If you are a LP token holder and contribute with liquidity you will get more BTC in your LP tokens if TUT grows in value faster than BTC (as we expect):

  • Let's suppose you add liquidity (ie) of $6.000: $3.000 in TUT + $3.000 in BTC.

  • As TUT price starts in $0.25, let's assume price grows to $1 in 3 months (+400%).

  • In 3 months it's really difficult that BTC grows also 400%, so your LP tokens will reduce the number of TUTs to keep the invariant (see docs in Sushiswap).

  • So following the rules, if the algorithm reduces your TUTs increasing your exposition to BTC tokens.

3.2.4. The Staking contract

The contract that rewards you to stake TUT tokens.

If you wanna get some rewards just for hodl your TUT tokens the best choice is to put them to work in the Staking contract.

The Staking contract shares 20% rewards described in Yield Farming between holders applying a simple method based on RichList: the more TUTs you have, the more rewards you get. Some contract features:

  • Unstaking fee from 10% (30 days) - 0.1% (+30d). All fees the protocol get are for TUT burning, so the only benefited is the holder.

  • Each time you add new liquidity to the contract the unstaking timetable reboots.

  • Claim has no fees (just gas).

3.2.5. The FC2 (staking contract v2)

The Community Bank that boosts the ecosystem.

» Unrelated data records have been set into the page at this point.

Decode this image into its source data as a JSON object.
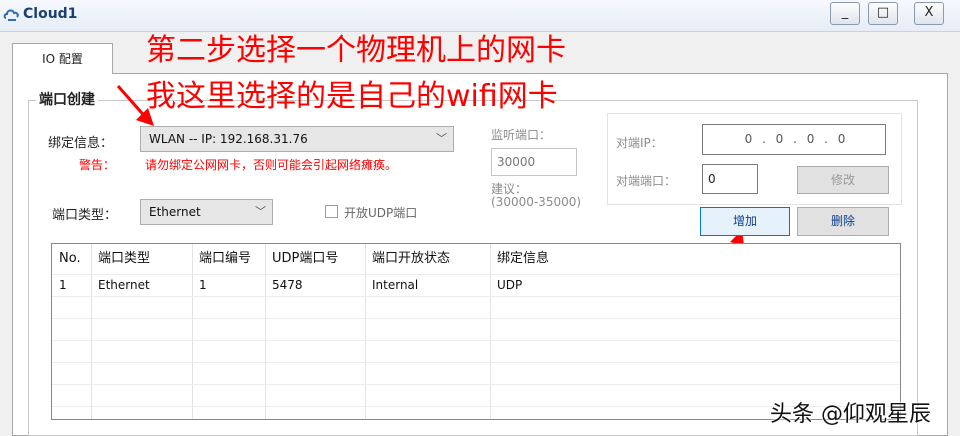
{
  "window": {
    "title": "Cloud1",
    "minimize": "_",
    "maximize": "□",
    "close": "X"
  },
  "tabs": [
    {
      "label": "IO 配置"
    }
  ],
  "annotations": {
    "line1": "第二步选择一个物理机上的网卡",
    "line2": "我这里选择的是自己的wifi网卡",
    "arrow_color": "#ff0000"
  },
  "port_create": {
    "title": "端口创建",
    "binding_label": "绑定信息：",
    "binding_value": "WLAN -- IP: 192.168.31.76",
    "warning_label": "警告：",
    "warning_text": "请勿绑定公网网卡，否则可能会引起网络瘫痪。",
    "port_type_label": "端口类型：",
    "port_type_value": "Ethernet",
    "udp_checkbox_label": "开放UDP端口",
    "listen_port_label": "监听端口：",
    "listen_port_value": "30000",
    "suggest_label": "建议：",
    "suggest_range": "(30000-35000)",
    "peer_ip_label": "对端IP：",
    "peer_ip_value": "0 . 0 . 0 . 0",
    "peer_port_label": "对端端口：",
    "peer_port_value": "0",
    "modify_button": "修改",
    "add_button": "增加",
    "delete_button": "删除"
  },
  "table": {
    "columns": [
      "No.",
      "端口类型",
      "端口编号",
      "UDP端口号",
      "端口开放状态",
      "绑定信息"
    ],
    "rows": [
      [
        "1",
        "Ethernet",
        "1",
        "5478",
        "Internal",
        "UDP"
      ]
    ]
  },
  "watermark": "头条 @仰观星辰"
}
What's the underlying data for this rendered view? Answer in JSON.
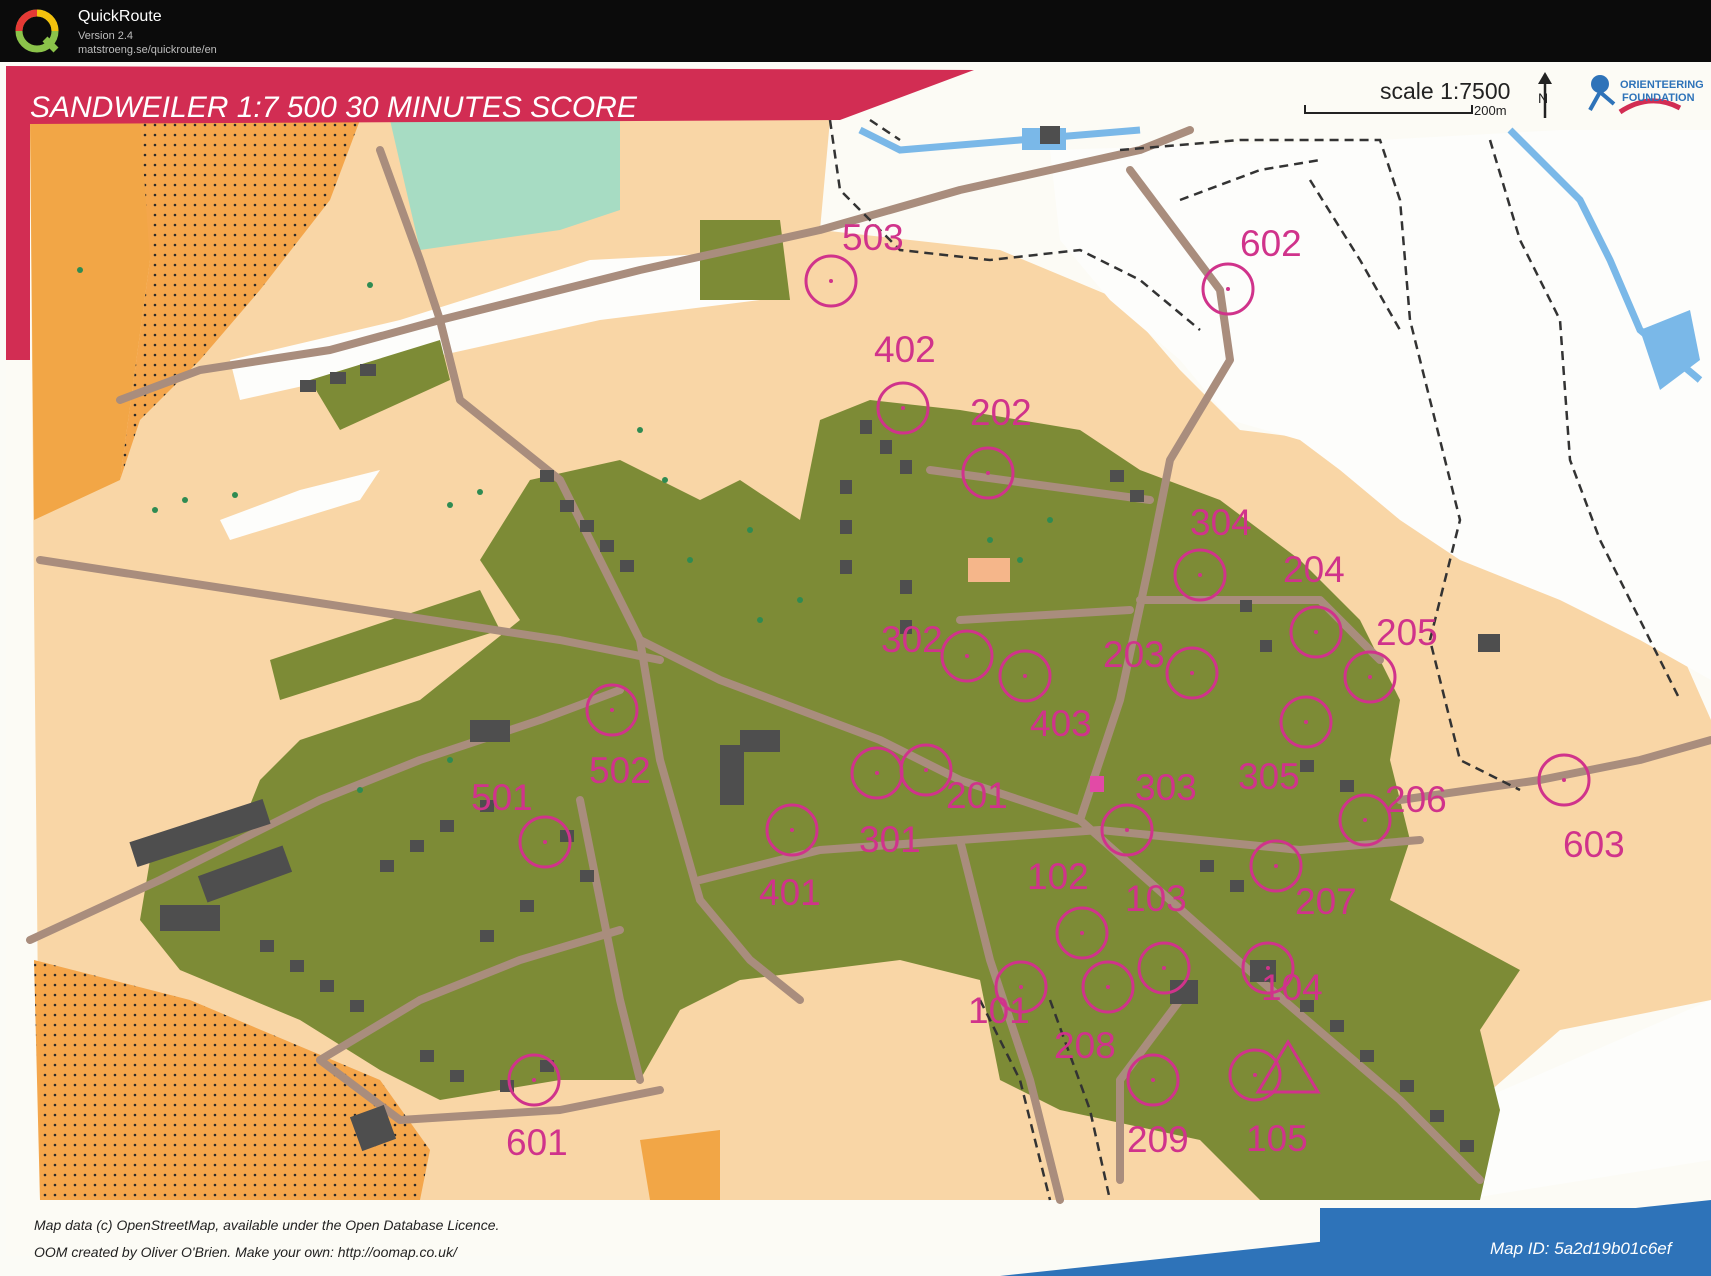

Coming soon.

If you want to get higher rewards and support / empower the content creators work, the FC2 suits you: a contract that gives you rewards acting as a lending/deposit product (Compound, Aave and so on).

The FC2 (Fund for Content Creators) is an smart contract where content creators can apply for loans (in TUTs) or holders can deposit their TUTs for getting loan interests & rewards.

Credits are based on the teacher relevance;

  • Teachers can apply for two kinds of products in FC2:

    • Advance payment, depending on the due money to be paid by Tutellus; a teacher gets paid in 90 days, but can apply in FC2 to get the money before.

    • Loan, depending on his historical data in the platform; the collateral needed to apply the loan is based on his historical data: monthly revenues, frequency, seniority..., and we will freeze his future benefits until the loan gets paid.

  • The business model is simple: users applying for loans pay an interest which is later distributed between the stake holders (80%) and Tutellus (20%). We use our profit to buy and burn TUT tokens.

  • So the FC2 APP will regulate the interest rate depending on the available liquidity in the adress: for example, if most of the TUT staked is borrowed to users (students or teachers) the price will be higher. We're gonna use Compound's algorithms to build that. Minimum interest fee will be 10%.